Turkish President Recep Tayyip Erdogan and US President Donald Trump agreed in a phone call overnight to coordinate action over the Daesh-controlled Syrian towns of al-Bab and Raqqa, Turkish presidential sources said on Wednesday.
The two leaders discussed issues including a safe zone in Syria for people fleeing the six-year war, the refugee crisis and the fight against terror, the sources said. They said Erdogan called on the US not to support the YPG militia in Syria.
TRT World's Hasan Abdullah in Ankara has more details on their conversation.
CIA director's visit
The Turkish sources also said CIA Director Mike Pompeo would visit Turkey on Thursday to discuss the YPG and battling the network of US-based Fethullah Gulen, whom Turkey accuses of orchestrating last July's coup attempt.
The White House said President Trump "reiterated US support to Turkey as a strategic partner and a NATO ally, and welcomed Turkey's contributions to the counter-ISIS [Daesh] campaign."
The two countries enjoy a "close, long-standing relationship" and they have a "shared commitment to combating terrorism in all its forms," the White House quoted Trump as saying.
Tuesday's phone call, the first by the leaders of the two NATO members since Trump took office as US president on January 20, lasted 45 minutes, according to Daily Sabah.
Looking to better US relations
Relations between the two countries strained during the administration of former US President Barack Obama.

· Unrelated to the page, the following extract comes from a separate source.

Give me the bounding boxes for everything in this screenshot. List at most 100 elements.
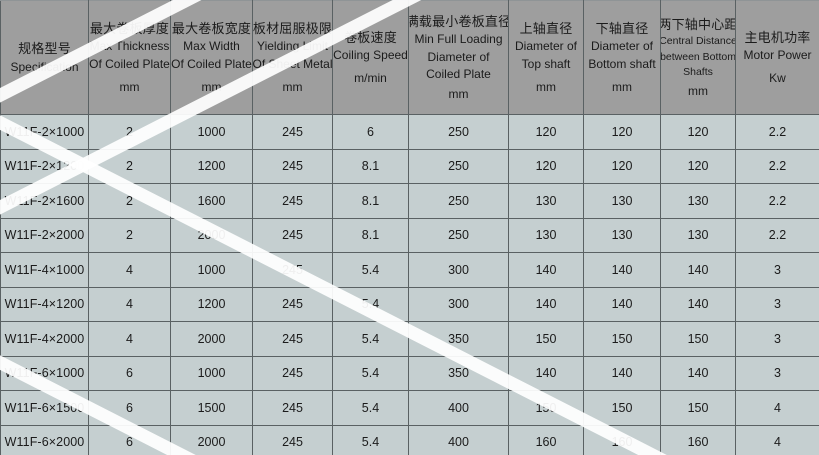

Following the July 15, 2016 coup attempt in Turkey, Ankara requested the extradition of Fethullah Gulen for his alleged role in the failed putsch. The US has yet to make a ruling on the request. Gulen denies any involvement in the coup attempt.
US backing for Syrian Democratic Forces (SDF) in Syria has also frustrated Turkey.
The SDF is dominated by the YPG, the armed wing of the PYD (Democratic Union Party), a Syrian offshoot of the PKK, listed as a terrorist organisation by Turkey, the US and EU and responsible for bombings and assassinations in Turkey before and after a 2-1/2-year resolution process that collapsed in July 2015.